De acordo com informações obtidas pelo G1 e TV Globo, que conversaram com reitores de instituições reunidos com o ministério da Educação na tarde de terça-feira, a maior autonomia se dará através do envio de um projeto de lei ao Congresso com uma série de medidas de eficiência de gestão das instituições de ensino superior. Contudo, o MEC admite usar outros dispositivos, como Medidas Provisórias.

As medidas são ainda propostas em caráter preliminar e serão apresentadas em consulta pública a partir desta quarta, ficando aberta até 31 de julho, afirmam.

Na gestão de recursos, a ideia seria flexibilizar como cada universidade pode usar suas próprias receitas, permitindo que elas usem organizações sociais (OS) para cuidar de contratos de serviços como a vigilância, a manutenção e a limpeza.

Outra sugestão feita é da criação de um fundo em que o principal aporte seria feito com o patrimônio da União, podendo flexibilizar o financiamento das instituições uma vez que, no futuro, receberia valores de outras fontes.

A proposta, aponta o G1 e o Globo, prevê que o fundo possa ser comercializado na Bolsa de Valores, captando recursos com vários tipos de investidores, dentre eles o privado. Assim, a ideia é que as universidades tenham uma cota do fundo e possam usar o rendimento para financiar suas atividades. Procurado, o MEC não confirmou as informações.

Sem mensalidade

Vale destacar que, nos últimos dias, houve rumores de que as universidades federais passariam a cobrar mensalidade dos seus alunos, o que foi negado em postagem feita por Weintraub pelo Twitter no último fim de semana.

“Manteremos a situação atual. Porém a rápida deterioração das contas vista nos últimos anos será interrompida. Há avanços maiores e menos polêmicos que serão apresentados dia 17”, afirmou o ministro, referindo-se ao Future-se.

Arnaldo Barbosa de Lima Júnior, secretário de Educação Superior do MEC, havia destacado em entrevista concedida ao InfoMoney em junho que não haveria proposta de cobrança de mensalidade nas universidades públicas.

Mas, conforme apontou, o próprio Supremo Tribunal Federal (STF) autorizou que elas possam cobrar mensalidade em cursos de especialização, mas na modalidade tecnicamente chamada de pós-graduação lato sensus.

Mais mudanças no radar

Lima Júnior ainda afirmou que o Ministério da Educação tem trabalhado na complementaridade entre os níveis de educação básica, superior e pós-graduação, e também como uma maior integração entre os setores públicos e privados.

Assim, além das mudanças nas universidades públicas, o MEC também estuda alterações para os programas de acesso às instituições privadas, tendo como base principalmente a meta 12 do Plano Nacional de Educação (PNE), de elevação da taxa bruta de matrícula na educação superior para 50% da população entre 18 anos e 24 anos.

Como cerca de 75% da oferta de vagas é concedida pela iniciativa privada, é necessário também fazer uma revisão não só das metas quantitativas mas também das qualitativas neste segmento, apontou Lima Júnior ao InfoMoney, de forma a analisar o retorno em relação aos indicadores de acesso.
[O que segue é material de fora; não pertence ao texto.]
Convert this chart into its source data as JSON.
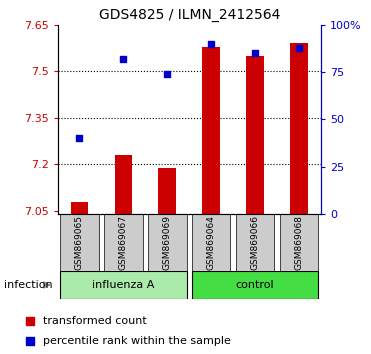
{
  "title": "GDS4825 / ILMN_2412564",
  "samples": [
    "GSM869065",
    "GSM869067",
    "GSM869069",
    "GSM869064",
    "GSM869066",
    "GSM869068"
  ],
  "group_labels": [
    "influenza A",
    "control"
  ],
  "group_split": 3,
  "bar_color": "#cc0000",
  "dot_color": "#0000cc",
  "transformed_counts": [
    7.08,
    7.23,
    7.19,
    7.58,
    7.55,
    7.59
  ],
  "percentile_ranks_pct": [
    40,
    82,
    74,
    90,
    85,
    88
  ],
  "ylim_left": [
    7.04,
    7.65
  ],
  "yticks_left": [
    7.05,
    7.2,
    7.35,
    7.5,
    7.65
  ],
  "ytick_labels_left": [
    "7.05",
    "7.2",
    "7.35",
    "7.5",
    "7.65"
  ],
  "ylim_right": [
    0,
    100
  ],
  "yticks_right": [
    0,
    25,
    50,
    75,
    100
  ],
  "ytick_labels_right": [
    "0",
    "25",
    "50",
    "75",
    "100%"
  ],
  "left_tick_color": "#cc0000",
  "right_tick_color": "#0000cc",
  "grid_lines": [
    7.2,
    7.35,
    7.5
  ],
  "bar_baseline": 7.04,
  "sample_bg_color": "#cccccc",
  "influenza_color": "#aaeaaa",
  "control_color": "#44dd44",
  "infection_label": "infection",
  "legend_items": [
    "transformed count",
    "percentile rank within the sample"
  ],
  "figsize": [
    3.71,
    3.54
  ],
  "dpi": 100
}
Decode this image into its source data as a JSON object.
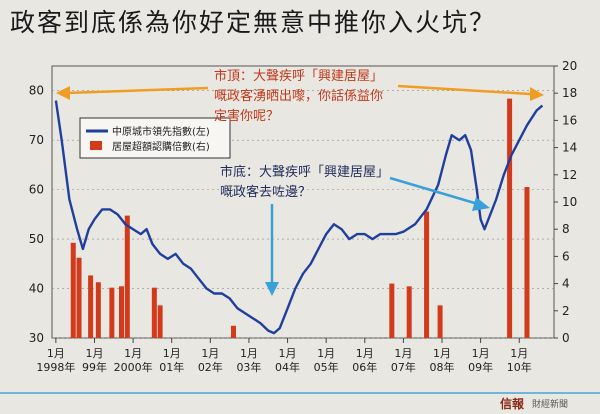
{
  "title": "政客到底係為你好定無意中推你入火坑？",
  "chart_data": {
    "type": "line+bar",
    "y_left": {
      "ticks": [
        30,
        40,
        50,
        60,
        70,
        80
      ],
      "range": [
        30,
        85
      ]
    },
    "y_right": {
      "ticks": [
        0,
        2,
        4,
        6,
        8,
        10,
        12,
        14,
        16,
        18,
        20
      ],
      "range": [
        0,
        20
      ]
    },
    "x_ticks": [
      {
        "month": "1月",
        "year": "1998年",
        "t": 1998.0
      },
      {
        "month": "1月",
        "year": "99年",
        "t": 1999.0
      },
      {
        "month": "1月",
        "year": "2000年",
        "t": 2000.0
      },
      {
        "month": "1月",
        "year": "01年",
        "t": 2001.0
      },
      {
        "month": "1月",
        "year": "02年",
        "t": 2002.0
      },
      {
        "month": "1月",
        "year": "03年",
        "t": 2003.0
      },
      {
        "month": "1月",
        "year": "04年",
        "t": 2004.0
      },
      {
        "month": "1月",
        "year": "05年",
        "t": 2005.0
      },
      {
        "month": "1月",
        "year": "06年",
        "t": 2006.0
      },
      {
        "month": "1月",
        "year": "07年",
        "t": 2007.0
      },
      {
        "month": "1月",
        "year": "08年",
        "t": 2008.0
      },
      {
        "month": "1月",
        "year": "09年",
        "t": 2009.0
      },
      {
        "month": "1月",
        "year": "10年",
        "t": 2010.0
      }
    ],
    "series": [
      {
        "name": "中原城市領先指數(左)",
        "axis": "left",
        "color": "#1f3f9e",
        "points": [
          [
            1998.0,
            78
          ],
          [
            1998.15,
            70
          ],
          [
            1998.35,
            58
          ],
          [
            1998.55,
            52
          ],
          [
            1998.7,
            48
          ],
          [
            1998.85,
            52
          ],
          [
            1999.0,
            54
          ],
          [
            1999.2,
            56
          ],
          [
            1999.4,
            56
          ],
          [
            1999.6,
            55
          ],
          [
            1999.8,
            53
          ],
          [
            2000.0,
            52
          ],
          [
            2000.2,
            51
          ],
          [
            2000.35,
            52
          ],
          [
            2000.5,
            49
          ],
          [
            2000.7,
            47
          ],
          [
            2000.9,
            46
          ],
          [
            2001.1,
            47
          ],
          [
            2001.3,
            45
          ],
          [
            2001.5,
            44
          ],
          [
            2001.7,
            42
          ],
          [
            2001.9,
            40
          ],
          [
            2002.1,
            39
          ],
          [
            2002.3,
            39
          ],
          [
            2002.5,
            38
          ],
          [
            2002.7,
            36
          ],
          [
            2002.9,
            35
          ],
          [
            2003.1,
            34
          ],
          [
            2003.3,
            33
          ],
          [
            2003.5,
            31.5
          ],
          [
            2003.65,
            31
          ],
          [
            2003.8,
            32
          ],
          [
            2004.0,
            36
          ],
          [
            2004.2,
            40
          ],
          [
            2004.4,
            43
          ],
          [
            2004.6,
            45
          ],
          [
            2004.8,
            48
          ],
          [
            2005.0,
            51
          ],
          [
            2005.2,
            53
          ],
          [
            2005.4,
            52
          ],
          [
            2005.6,
            50
          ],
          [
            2005.8,
            51
          ],
          [
            2006.0,
            51
          ],
          [
            2006.2,
            50
          ],
          [
            2006.4,
            51
          ],
          [
            2006.6,
            51
          ],
          [
            2006.8,
            51
          ],
          [
            2007.0,
            51.5
          ],
          [
            2007.3,
            53
          ],
          [
            2007.6,
            56
          ],
          [
            2007.9,
            61
          ],
          [
            2008.1,
            67
          ],
          [
            2008.25,
            71
          ],
          [
            2008.45,
            70
          ],
          [
            2008.6,
            71
          ],
          [
            2008.75,
            68
          ],
          [
            2008.9,
            60
          ],
          [
            2009.0,
            54
          ],
          [
            2009.1,
            52
          ],
          [
            2009.2,
            54
          ],
          [
            2009.4,
            58
          ],
          [
            2009.6,
            63
          ],
          [
            2009.8,
            67
          ],
          [
            2010.0,
            70
          ],
          [
            2010.2,
            73
          ],
          [
            2010.45,
            76
          ],
          [
            2010.6,
            77
          ]
        ]
      },
      {
        "name": "居屋超額認購倍數(右)",
        "axis": "right",
        "color": "#d23a1c",
        "bars": [
          {
            "t": 1998.45,
            "v": 7.0
          },
          {
            "t": 1998.6,
            "v": 5.9
          },
          {
            "t": 1998.9,
            "v": 4.6
          },
          {
            "t": 1999.1,
            "v": 4.1
          },
          {
            "t": 1999.45,
            "v": 3.7
          },
          {
            "t": 1999.7,
            "v": 3.8
          },
          {
            "t": 1999.85,
            "v": 9.0
          },
          {
            "t": 2000.55,
            "v": 3.7
          },
          {
            "t": 2000.7,
            "v": 2.4
          },
          {
            "t": 2002.6,
            "v": 0.9
          },
          {
            "t": 2006.7,
            "v": 4.0
          },
          {
            "t": 2007.15,
            "v": 3.8
          },
          {
            "t": 2007.6,
            "v": 9.3
          },
          {
            "t": 2007.95,
            "v": 2.4
          },
          {
            "t": 2009.75,
            "v": 17.6
          },
          {
            "t": 2010.2,
            "v": 11.1
          }
        ]
      }
    ],
    "annotations": [
      {
        "role": "top",
        "lines": [
          "市頂：大聲疾呼「興建居屋」",
          "嘅政客湧晒出嚟，你話係益你",
          "定害你呢？"
        ]
      },
      {
        "role": "bottom",
        "lines": [
          "市底：大聲疾呼「興建居屋」",
          "嘅政客去咗邊？"
        ]
      }
    ]
  },
  "colors": {
    "background": "#e9e7e1",
    "line": "#1f3f9e",
    "bar": "#d23a1c",
    "arrow_top": "#f09d24",
    "arrow_bottom": "#3aa0d8",
    "grid": "#8c8c8c"
  },
  "footer": {
    "logo": "信報",
    "sub": "財經新聞"
  }
}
Assim, mudanças em programas como o FIES, programa de financiamento público do ensino, estão sendo estudadas, mas ainda sem previsão de anúncio. Além da simplificação processual, o foco é a melhora na execução do programa e estudos para que haja uma redução da inadimplência.

Atualmente, segundo o secretário, há quase 500 mil estudantes endividados.